Eventually, he'd only need to drink blood about once a month for maintenance.
Character development wise - even as an adult, Gideon isn't sure if he's truly a good person. Is the blood deficient version of himself the true gideon? Or is this well adjusted man who he truly is? And there's an issue of the chicken and the egg, too. Gideon was born a vampire. Did these genes activate because he was predisposed to being evil? Or did the vampire thing happen by coincidence? Does being a vampire make him evil, or is it the other way around?
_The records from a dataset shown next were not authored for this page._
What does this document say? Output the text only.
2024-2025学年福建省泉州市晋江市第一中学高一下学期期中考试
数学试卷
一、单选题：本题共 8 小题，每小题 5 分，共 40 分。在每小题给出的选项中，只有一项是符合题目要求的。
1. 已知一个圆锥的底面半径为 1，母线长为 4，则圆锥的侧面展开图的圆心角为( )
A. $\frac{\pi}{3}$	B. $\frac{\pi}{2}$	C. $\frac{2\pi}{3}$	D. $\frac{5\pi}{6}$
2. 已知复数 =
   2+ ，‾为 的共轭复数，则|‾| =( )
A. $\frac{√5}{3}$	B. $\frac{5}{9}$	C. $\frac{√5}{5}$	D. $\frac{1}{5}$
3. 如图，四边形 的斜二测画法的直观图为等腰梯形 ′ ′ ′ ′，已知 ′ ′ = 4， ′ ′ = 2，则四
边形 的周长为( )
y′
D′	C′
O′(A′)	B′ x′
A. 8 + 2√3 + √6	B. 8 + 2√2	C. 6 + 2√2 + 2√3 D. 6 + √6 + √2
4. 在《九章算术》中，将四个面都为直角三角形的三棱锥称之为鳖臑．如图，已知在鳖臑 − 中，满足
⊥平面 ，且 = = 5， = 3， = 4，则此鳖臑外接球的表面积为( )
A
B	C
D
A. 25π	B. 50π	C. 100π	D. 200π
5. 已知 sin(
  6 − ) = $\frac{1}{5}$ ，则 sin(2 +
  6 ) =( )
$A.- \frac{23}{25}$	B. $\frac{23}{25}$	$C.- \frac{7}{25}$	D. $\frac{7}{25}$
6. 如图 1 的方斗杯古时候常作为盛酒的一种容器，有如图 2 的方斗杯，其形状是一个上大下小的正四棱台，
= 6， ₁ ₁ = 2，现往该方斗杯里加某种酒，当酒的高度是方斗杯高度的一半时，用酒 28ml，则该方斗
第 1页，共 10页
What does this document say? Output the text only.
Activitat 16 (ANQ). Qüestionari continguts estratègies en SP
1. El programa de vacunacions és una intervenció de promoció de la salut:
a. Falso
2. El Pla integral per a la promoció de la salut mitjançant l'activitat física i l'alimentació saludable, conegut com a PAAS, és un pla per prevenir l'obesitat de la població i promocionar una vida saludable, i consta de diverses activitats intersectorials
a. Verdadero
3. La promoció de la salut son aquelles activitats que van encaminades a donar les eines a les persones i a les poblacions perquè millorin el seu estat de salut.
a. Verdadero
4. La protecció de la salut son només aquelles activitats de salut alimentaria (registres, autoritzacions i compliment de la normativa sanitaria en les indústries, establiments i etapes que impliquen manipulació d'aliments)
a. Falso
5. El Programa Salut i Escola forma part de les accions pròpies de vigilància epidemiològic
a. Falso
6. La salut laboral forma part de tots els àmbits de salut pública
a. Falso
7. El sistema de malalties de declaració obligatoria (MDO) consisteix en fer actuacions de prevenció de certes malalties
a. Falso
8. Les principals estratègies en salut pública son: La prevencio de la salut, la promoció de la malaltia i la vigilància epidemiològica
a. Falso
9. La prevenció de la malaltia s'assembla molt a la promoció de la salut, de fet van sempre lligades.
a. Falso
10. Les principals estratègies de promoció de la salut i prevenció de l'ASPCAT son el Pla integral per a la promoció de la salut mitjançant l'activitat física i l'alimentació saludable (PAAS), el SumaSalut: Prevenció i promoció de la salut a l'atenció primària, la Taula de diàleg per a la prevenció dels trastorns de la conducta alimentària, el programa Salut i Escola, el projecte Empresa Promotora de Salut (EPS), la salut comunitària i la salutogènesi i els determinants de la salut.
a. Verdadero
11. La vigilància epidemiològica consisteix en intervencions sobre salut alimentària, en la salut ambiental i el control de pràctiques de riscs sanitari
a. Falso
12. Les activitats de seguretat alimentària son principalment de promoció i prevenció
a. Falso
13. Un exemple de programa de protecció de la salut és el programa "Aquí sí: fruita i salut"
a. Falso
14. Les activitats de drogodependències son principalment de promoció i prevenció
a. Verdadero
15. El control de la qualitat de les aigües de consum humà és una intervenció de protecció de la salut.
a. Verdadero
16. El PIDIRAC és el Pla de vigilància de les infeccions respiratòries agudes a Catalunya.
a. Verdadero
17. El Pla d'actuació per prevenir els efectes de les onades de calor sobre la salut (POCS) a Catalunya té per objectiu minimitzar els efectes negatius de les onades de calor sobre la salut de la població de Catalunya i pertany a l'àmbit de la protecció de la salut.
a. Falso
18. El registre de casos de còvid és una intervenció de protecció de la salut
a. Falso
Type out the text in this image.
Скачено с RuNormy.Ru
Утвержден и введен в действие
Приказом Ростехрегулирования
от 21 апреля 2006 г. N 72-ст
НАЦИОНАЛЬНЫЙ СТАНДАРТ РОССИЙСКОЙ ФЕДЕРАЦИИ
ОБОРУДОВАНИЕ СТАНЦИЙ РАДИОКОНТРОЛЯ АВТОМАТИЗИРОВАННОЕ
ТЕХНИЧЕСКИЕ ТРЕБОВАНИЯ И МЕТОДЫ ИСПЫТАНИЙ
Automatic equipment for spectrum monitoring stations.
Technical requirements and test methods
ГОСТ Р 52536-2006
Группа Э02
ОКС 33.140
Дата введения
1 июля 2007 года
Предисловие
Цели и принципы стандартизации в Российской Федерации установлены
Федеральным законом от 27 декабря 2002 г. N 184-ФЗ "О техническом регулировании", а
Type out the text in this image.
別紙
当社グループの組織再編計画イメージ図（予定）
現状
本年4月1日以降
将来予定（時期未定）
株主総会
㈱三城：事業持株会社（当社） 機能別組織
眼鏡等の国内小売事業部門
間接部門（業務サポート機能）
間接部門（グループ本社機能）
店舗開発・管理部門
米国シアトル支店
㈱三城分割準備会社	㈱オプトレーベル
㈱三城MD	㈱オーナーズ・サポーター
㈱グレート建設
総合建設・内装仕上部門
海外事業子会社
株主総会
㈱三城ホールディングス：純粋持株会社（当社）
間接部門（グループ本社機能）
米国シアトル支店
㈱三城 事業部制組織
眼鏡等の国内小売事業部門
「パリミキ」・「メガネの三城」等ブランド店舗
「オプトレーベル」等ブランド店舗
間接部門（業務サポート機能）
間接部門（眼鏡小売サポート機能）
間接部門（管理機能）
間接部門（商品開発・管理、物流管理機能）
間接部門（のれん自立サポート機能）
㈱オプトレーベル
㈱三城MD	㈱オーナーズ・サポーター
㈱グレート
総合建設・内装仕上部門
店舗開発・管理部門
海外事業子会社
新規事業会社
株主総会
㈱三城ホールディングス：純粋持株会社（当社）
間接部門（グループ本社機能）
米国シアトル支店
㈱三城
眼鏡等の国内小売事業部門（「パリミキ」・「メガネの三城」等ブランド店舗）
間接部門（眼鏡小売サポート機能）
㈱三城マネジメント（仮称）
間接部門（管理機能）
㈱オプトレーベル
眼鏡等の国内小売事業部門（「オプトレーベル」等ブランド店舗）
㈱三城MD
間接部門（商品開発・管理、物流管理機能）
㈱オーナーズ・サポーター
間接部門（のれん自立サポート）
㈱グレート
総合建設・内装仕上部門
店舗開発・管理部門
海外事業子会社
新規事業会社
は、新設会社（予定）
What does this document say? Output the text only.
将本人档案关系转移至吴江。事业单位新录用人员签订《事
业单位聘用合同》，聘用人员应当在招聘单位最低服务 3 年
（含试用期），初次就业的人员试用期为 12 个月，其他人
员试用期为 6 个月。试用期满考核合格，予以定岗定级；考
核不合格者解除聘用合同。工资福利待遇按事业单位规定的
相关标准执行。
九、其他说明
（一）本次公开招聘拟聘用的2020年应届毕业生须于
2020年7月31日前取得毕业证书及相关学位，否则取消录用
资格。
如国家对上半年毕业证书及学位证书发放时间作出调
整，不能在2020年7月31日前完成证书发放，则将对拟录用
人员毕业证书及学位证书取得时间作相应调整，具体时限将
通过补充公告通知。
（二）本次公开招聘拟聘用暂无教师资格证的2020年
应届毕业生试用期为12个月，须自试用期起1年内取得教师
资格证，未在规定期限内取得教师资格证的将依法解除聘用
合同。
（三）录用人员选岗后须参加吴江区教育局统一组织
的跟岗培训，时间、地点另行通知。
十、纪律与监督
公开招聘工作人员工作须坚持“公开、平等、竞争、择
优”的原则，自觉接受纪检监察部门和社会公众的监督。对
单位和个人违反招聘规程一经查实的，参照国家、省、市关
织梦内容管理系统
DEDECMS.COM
He doesn't know, and he never will.
The one thing I'm not sure I like about this idea: i'm worried that I'd be writing off his villainous personality as an illness that can be cured with a thing. Obviously, it would be better if he faced that head on, and figured out how to be better. So I'm still grappling with that. But for now, this is an idea I'm entertaining. Of course, I think it would be interesting if there was a plot point where his usual source of ethically sourced human blood was compromised for a time, and he had to grapple with his personality going topsy turvy.
It's actually embarrassing how much I just wrote???? If you've made it this far, wow, I applaud you. I guess this was just my idea of having a good sunday night, writing down my silly thoughts on gideon gosh darn gleeful. Let me know your thoughts too!!!! I'd love to know if you have any ideas, or questions, or ways to strengthen this potential backstory.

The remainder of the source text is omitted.